L’administration fiscale avait rejeté l’imputation de la totalité des déficits pour la détermination des revenus fonciers des parents, au motif qu’ils ne pouvaient pas déduire plus que leur quote-part de droits sociaux à savoir 1% du capital social de la SCI. Les décisions prises en AGE devaient ainsi être considérées comme des clauses léonines et donc réputées non écrites.

Par définition, la clause léonine est une clause abusive qui vient rompre l’équité entre les associés en créant un déséquilibre injustifié. Le droit des sociétés vise ainsi deux clauses réputées non écrites à savoir celles prévoyant l’exclusion d’un associé aux pertes ou l’anéantissement du droit au bénéfice d’un associé.

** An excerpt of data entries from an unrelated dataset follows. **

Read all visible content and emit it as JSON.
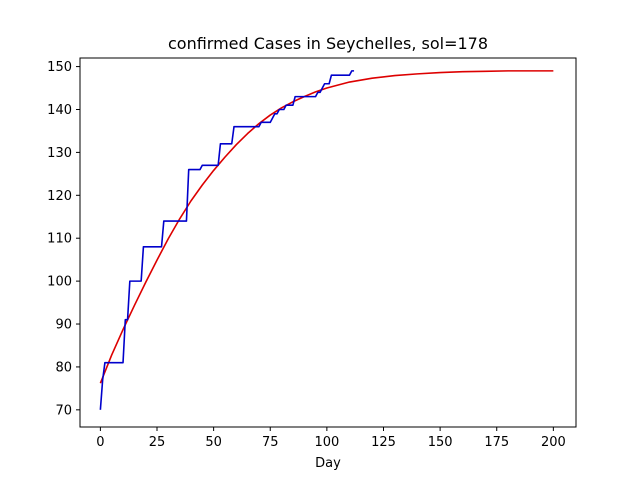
{
  "chart_data": {
    "type": "line",
    "title": "confirmed Cases in Seychelles, sol=178",
    "xlabel": "Day",
    "ylabel": "",
    "xlim": [
      -9,
      210
    ],
    "ylim": [
      66,
      152
    ],
    "xticks": [
      0,
      25,
      50,
      75,
      100,
      125,
      150,
      175,
      200
    ],
    "yticks": [
      70,
      80,
      90,
      100,
      110,
      120,
      130,
      140,
      150
    ],
    "grid": false,
    "colors": {
      "observed": "#0000cc",
      "fit": "#dd0000"
    },
    "series": [
      {
        "key": "observed",
        "color": "#0000cc",
        "x": [
          0,
          1,
          2,
          3,
          4,
          5,
          6,
          7,
          8,
          9,
          10,
          11,
          12,
          13,
          14,
          15,
          16,
          17,
          18,
          19,
          20,
          21,
          22,
          23,
          24,
          25,
          26,
          27,
          28,
          29,
          30,
          31,
          32,
          33,
          34,
          35,
          36,
          37,
          38,
          39,
          40,
          41,
          42,
          43,
          44,
          45,
          46,
          47,
          48,
          49,
          50,
          51,
          52,
          53,
          54,
          55,
          56,
          57,
          58,
          59,
          60,
          61,
          62,
          63,
          64,
          65,
          66,
          67,
          68,
          69,
          70,
          71,
          72,
          73,
          74,
          75,
          76,
          77,
          78,
          79,
          80,
          81,
          82,
          83,
          84,
          85,
          86,
          87,
          88,
          89,
          90,
          91,
          92,
          93,
          94,
          95,
          96,
          97,
          98,
          99,
          100,
          101,
          102,
          103,
          104,
          105,
          106,
          107,
          108,
          109,
          110,
          111,
          112
        ],
        "y": [
          70,
          77,
          81,
          81,
          81,
          81,
          81,
          81,
          81,
          81,
          81,
          91,
          91,
          100,
          100,
          100,
          100,
          100,
          100,
          108,
          108,
          108,
          108,
          108,
          108,
          108,
          108,
          108,
          114,
          114,
          114,
          114,
          114,
          114,
          114,
          114,
          114,
          114,
          114,
          126,
          126,
          126,
          126,
          126,
          126,
          127,
          127,
          127,
          127,
          127,
          127,
          127,
          127,
          132,
          132,
          132,
          132,
          132,
          132,
          136,
          136,
          136,
          136,
          136,
          136,
          136,
          136,
          136,
          136,
          136,
          136,
          137,
          137,
          137,
          137,
          137,
          138,
          139,
          139,
          140,
          140,
          140,
          141,
          141,
          141,
          141,
          143,
          143,
          143,
          143,
          143,
          143,
          143,
          143,
          143,
          143,
          144,
          144,
          145,
          146,
          146,
          146,
          148,
          148,
          148,
          148,
          148,
          148,
          148,
          148,
          148,
          149,
          149
        ]
      },
      {
        "key": "fit",
        "color": "#dd0000",
        "x": [
          0,
          5,
          10,
          15,
          20,
          25,
          30,
          35,
          40,
          45,
          50,
          55,
          60,
          65,
          70,
          75,
          80,
          85,
          90,
          95,
          100,
          110,
          120,
          130,
          140,
          150,
          160,
          170,
          180,
          190,
          200
        ],
        "y": [
          76.2,
          82.8,
          88.7,
          94.3,
          99.7,
          104.9,
          109.9,
          114.5,
          118.7,
          122.4,
          125.8,
          128.9,
          131.8,
          134.4,
          136.7,
          138.7,
          140.4,
          141.8,
          143.0,
          144.1,
          145.0,
          146.4,
          147.3,
          147.9,
          148.3,
          148.6,
          148.8,
          148.9,
          149.0,
          149.0,
          149.0
        ]
      }
    ]
  }
}
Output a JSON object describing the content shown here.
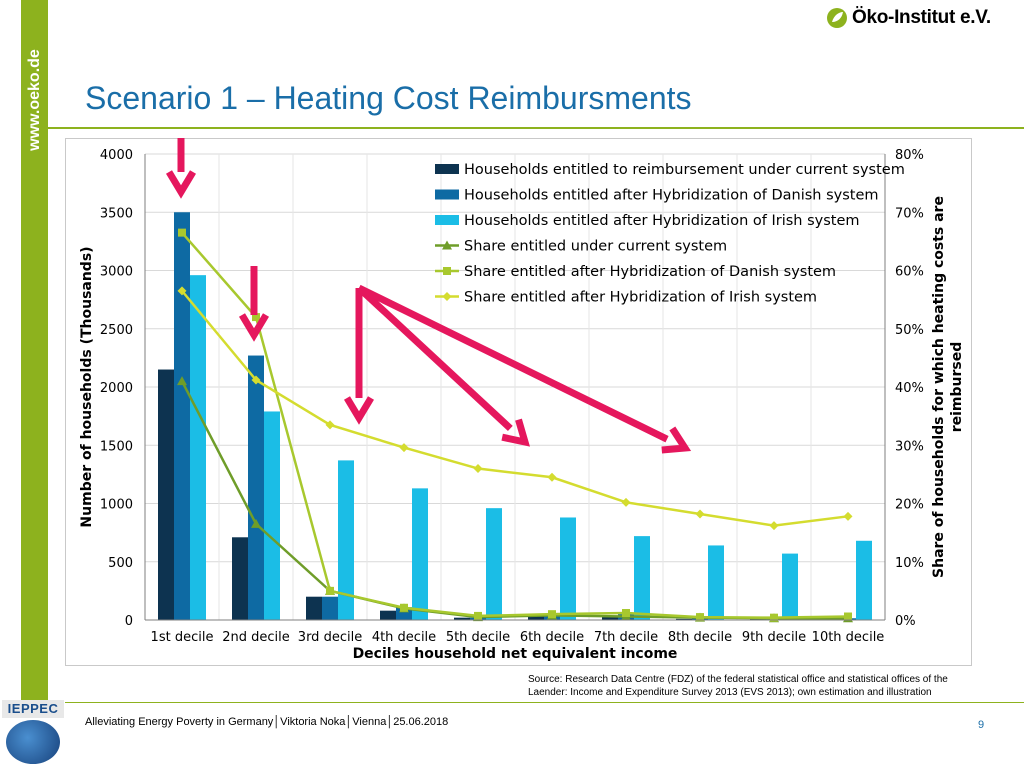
{
  "sidebar": {
    "url": "www.oeko.de"
  },
  "header": {
    "logo_text": "Öko-Institut e.V.",
    "title": "Scenario 1 – Heating Cost Reimbursments"
  },
  "source_lines": [
    "Source: Research Data Centre (FDZ) of the federal statistical office and statistical offices of the",
    "Laender: Income and Expenditure Survey 2013 (EVS 2013); own estimation and illustration"
  ],
  "footer": {
    "text": "Alleviating Energy Poverty in Germany│Viktoria Noka│Vienna│25.06.2018",
    "page_number": "9",
    "partner_logo": "IEPPEC"
  },
  "colors": {
    "accent_green": "#8db21e",
    "title_blue": "#1a6ea8",
    "arrow": "#e5175d",
    "bar_current": "#0d3350",
    "bar_danish": "#0e6aa3",
    "bar_irish": "#1bbde6",
    "line_current": "#6f9d29",
    "line_danish": "#a8c82e",
    "line_irish": "#d4dc2f"
  },
  "chart_data": {
    "type": "bar",
    "xlabel": "Deciles household net equivalent income",
    "ylabel": "Number of households (Thousands)",
    "y2label": [
      "Share of households for which heating costs are",
      "reimbursed"
    ],
    "categories": [
      "1st decile",
      "2nd decile",
      "3rd decile",
      "4th decile",
      "5th decile",
      "6th decile",
      "7th decile",
      "8th decile",
      "9th decile",
      "10th decile"
    ],
    "ylim": [
      0,
      4000
    ],
    "yticks": [
      "0",
      "500",
      "1000",
      "1500",
      "2000",
      "2500",
      "3000",
      "3500",
      "4000"
    ],
    "y2lim": [
      0,
      80
    ],
    "y2ticks": [
      "0%",
      "10%",
      "20%",
      "30%",
      "40%",
      "50%",
      "60%",
      "70%",
      "80%"
    ],
    "grid": true,
    "legend_position": "top-right",
    "bar_series": [
      {
        "name": "Households entitled to reimbursement under current system",
        "color": "#0d3350",
        "values": [
          2150,
          710,
          200,
          80,
          20,
          30,
          30,
          10,
          10,
          10
        ]
      },
      {
        "name": "Households entitled after Hybridization of Danish system",
        "color": "#0e6aa3",
        "values": [
          3500,
          2270,
          200,
          110,
          20,
          40,
          50,
          20,
          15,
          15
        ]
      },
      {
        "name": "Households entitled after Hybridization of Irish system",
        "color": "#1bbde6",
        "values": [
          2960,
          1790,
          1370,
          1130,
          960,
          880,
          720,
          640,
          570,
          680
        ]
      }
    ],
    "line_series": [
      {
        "name": "Share entitled under current system",
        "color": "#6f9d29",
        "marker": "triangle",
        "values": [
          41,
          16.5,
          5,
          2,
          0.5,
          0.8,
          0.6,
          0.4,
          0.3,
          0.3
        ]
      },
      {
        "name": "Share entitled after Hybridization of Danish system",
        "color": "#a8c82e",
        "marker": "square",
        "values": [
          66.5,
          52,
          5,
          2.1,
          0.7,
          1,
          1.2,
          0.5,
          0.4,
          0.6
        ]
      },
      {
        "name": "Share entitled after Hybridization of Irish system",
        "color": "#d4dc2f",
        "marker": "diamond",
        "values": [
          56.5,
          41.2,
          33.5,
          29.6,
          26,
          24.5,
          20.2,
          18.2,
          16.2,
          17.8
        ]
      }
    ]
  }
}
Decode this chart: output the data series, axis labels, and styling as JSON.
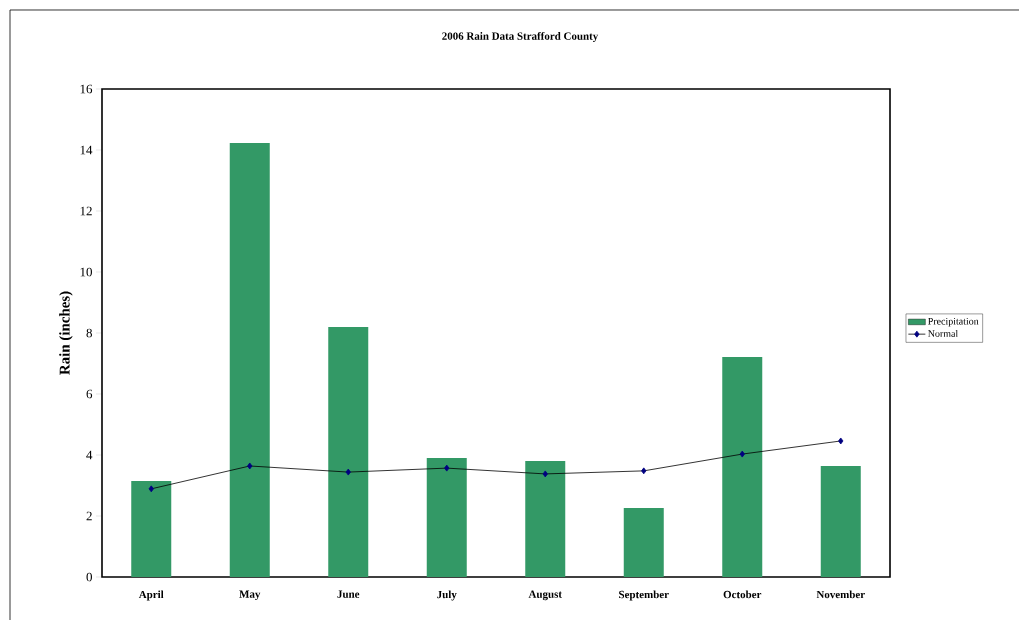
{
  "chart_data": {
    "type": "bar",
    "title": "2006 Rain Data Strafford County",
    "ylabel": "Rain (inches)",
    "categories": [
      "April",
      "May",
      "June",
      "July",
      "August",
      "September",
      "October",
      "November"
    ],
    "series": [
      {
        "name": "Precipitation",
        "color": "#339966",
        "values": [
          3.15,
          14.23,
          8.2,
          3.9,
          3.8,
          2.26,
          7.21,
          3.64
        ]
      },
      {
        "name": "Normal",
        "type": "line",
        "color": "#000000",
        "marker": "diamond",
        "values": [
          2.89,
          3.64,
          3.44,
          3.57,
          3.38,
          3.48,
          4.03,
          4.46
        ]
      }
    ],
    "ylim": [
      0,
      16
    ],
    "yticks": [
      0,
      2,
      4,
      6,
      8,
      10,
      12,
      14,
      16
    ],
    "legend": "right"
  }
}
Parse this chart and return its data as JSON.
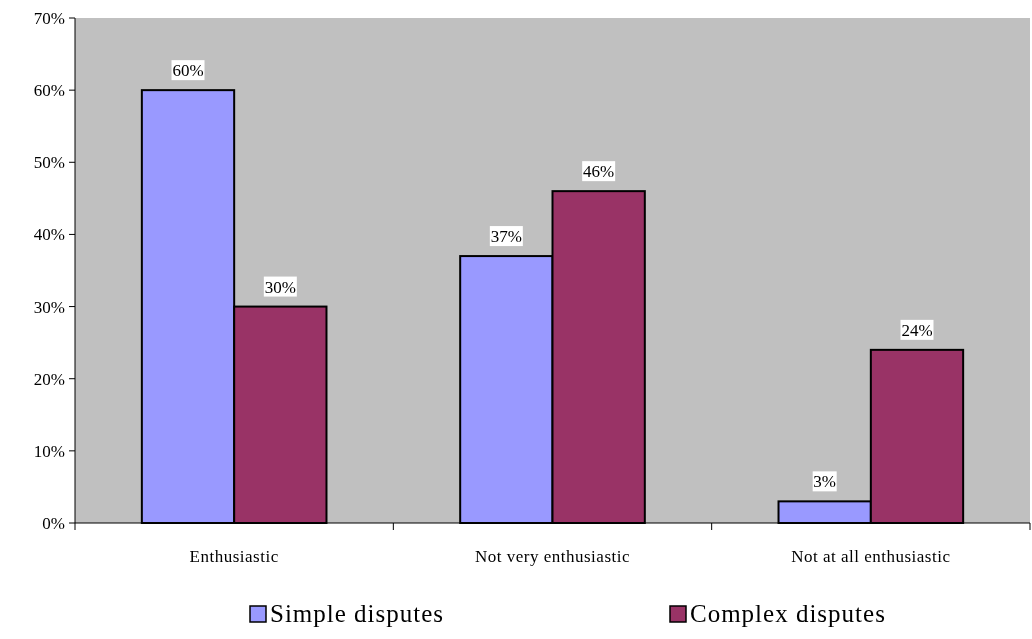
{
  "chart_data": {
    "type": "bar",
    "categories": [
      "Enthusiastic",
      "Not very enthusiastic",
      "Not at all enthusiastic"
    ],
    "series": [
      {
        "name": "Simple disputes",
        "color": "#9999ff",
        "values": [
          60,
          37,
          3
        ],
        "value_labels": [
          "60%",
          "37%",
          "3%"
        ]
      },
      {
        "name": "Complex disputes",
        "color": "#993366",
        "values": [
          30,
          46,
          24
        ],
        "value_labels": [
          "30%",
          "46%",
          "24%"
        ]
      }
    ],
    "ylim": [
      0,
      70
    ],
    "yticks": [
      {
        "value": 0,
        "label": "0%"
      },
      {
        "value": 10,
        "label": "10%"
      },
      {
        "value": 20,
        "label": "20%"
      },
      {
        "value": 30,
        "label": "30%"
      },
      {
        "value": 40,
        "label": "40%"
      },
      {
        "value": 50,
        "label": "50%"
      },
      {
        "value": 60,
        "label": "60%"
      },
      {
        "value": 70,
        "label": "70%"
      }
    ],
    "grid": false,
    "legend": "bottom"
  }
}
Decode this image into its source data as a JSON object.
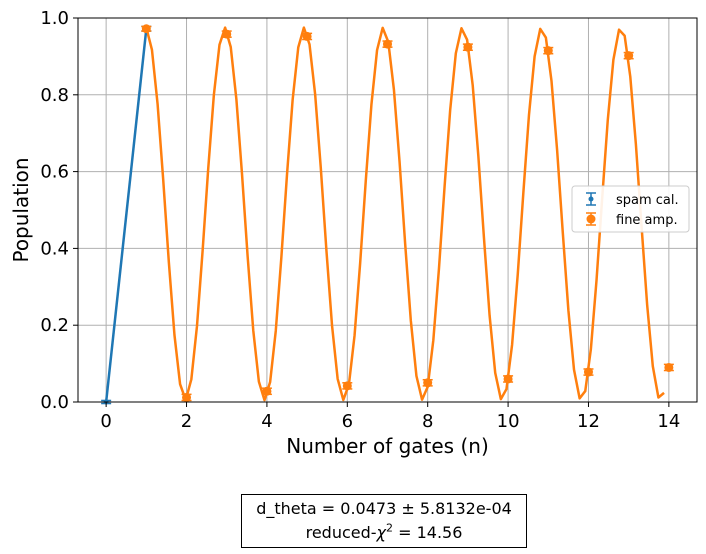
{
  "chart_data": {
    "type": "scatter",
    "xlabel": "Number of gates (n)",
    "ylabel": "Population",
    "xlim": [
      -0.7,
      14.7
    ],
    "ylim": [
      0.0,
      1.0
    ],
    "xticks": [
      "0",
      "2",
      "4",
      "6",
      "8",
      "10",
      "12",
      "14"
    ],
    "yticks": [
      "0.0",
      "0.2",
      "0.4",
      "0.6",
      "0.8",
      "1.0"
    ],
    "grid": true,
    "legend_position": "center-right",
    "series": [
      {
        "name": "spam cal.",
        "color": "#1f77b4",
        "marker": "errorbar-point",
        "x": [
          0,
          1
        ],
        "y": [
          0.0,
          0.972
        ],
        "yerr": [
          0.004,
          0.006
        ]
      },
      {
        "name": "fine amp.",
        "color": "#ff7f0e",
        "marker": "circle",
        "x": [
          1,
          2,
          3,
          4,
          5,
          6,
          7,
          8,
          9,
          10,
          11,
          12,
          13,
          14
        ],
        "y": [
          0.972,
          0.012,
          0.958,
          0.028,
          0.952,
          0.042,
          0.932,
          0.05,
          0.924,
          0.06,
          0.915,
          0.078,
          0.902,
          0.09
        ],
        "yerr": [
          0.006,
          0.008,
          0.008,
          0.008,
          0.008,
          0.008,
          0.008,
          0.008,
          0.008,
          0.008,
          0.008,
          0.008,
          0.008,
          0.008
        ]
      }
    ],
    "fit": {
      "color": "#ff7f0e",
      "model": "0.5*(1 - cos(pi*x + d_theta*x))",
      "amp": 0.485,
      "offset": 0.49,
      "freq_rad_per_gate": 3.1889
    }
  },
  "fit_box": {
    "line1": "d_theta =   0.0473 ±  5.8132e-04",
    "line2_prefix": "reduced-",
    "line2_chi": "χ",
    "line2_sup": "2",
    "line2_suffix": " =  14.56"
  }
}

Le litige ayant été porté devant les juridictions, le Tribunal administratif de Paris a conforté la position de l’administration fiscale et rejeté la demande de décharge des suppléments d’imposition des parents associés minoritaires de la SCI (TA Paris, 19 juin 2020, n° 1903810).

 

Mais, la Cour d’appel de Paris a infirmé le jugement de 1ère instance en considérant « qu’un acte passé avant la clôture de l’exercice peut conférer aux associés des droits différents de ceux qui résulteraient de la seule application du pacte social ». Elle ajoute que « les décisions des assemblées générales extraordinaires (…) qui ne dérogent que de manière ponctuelle au pacte social, qui concernent tant les bénéfices que les pertes, en les attribuant d’ailleurs à deux associés et non à un seul (…) ne peuvent être regardées comme constituant une clause léonine des statuts mettant à la charge d’un associé la totalité des pertes d’une société et de ce fait réputée non écrite[1]» (CAA Paris, 26 janvier 2022, n° 20PA01989).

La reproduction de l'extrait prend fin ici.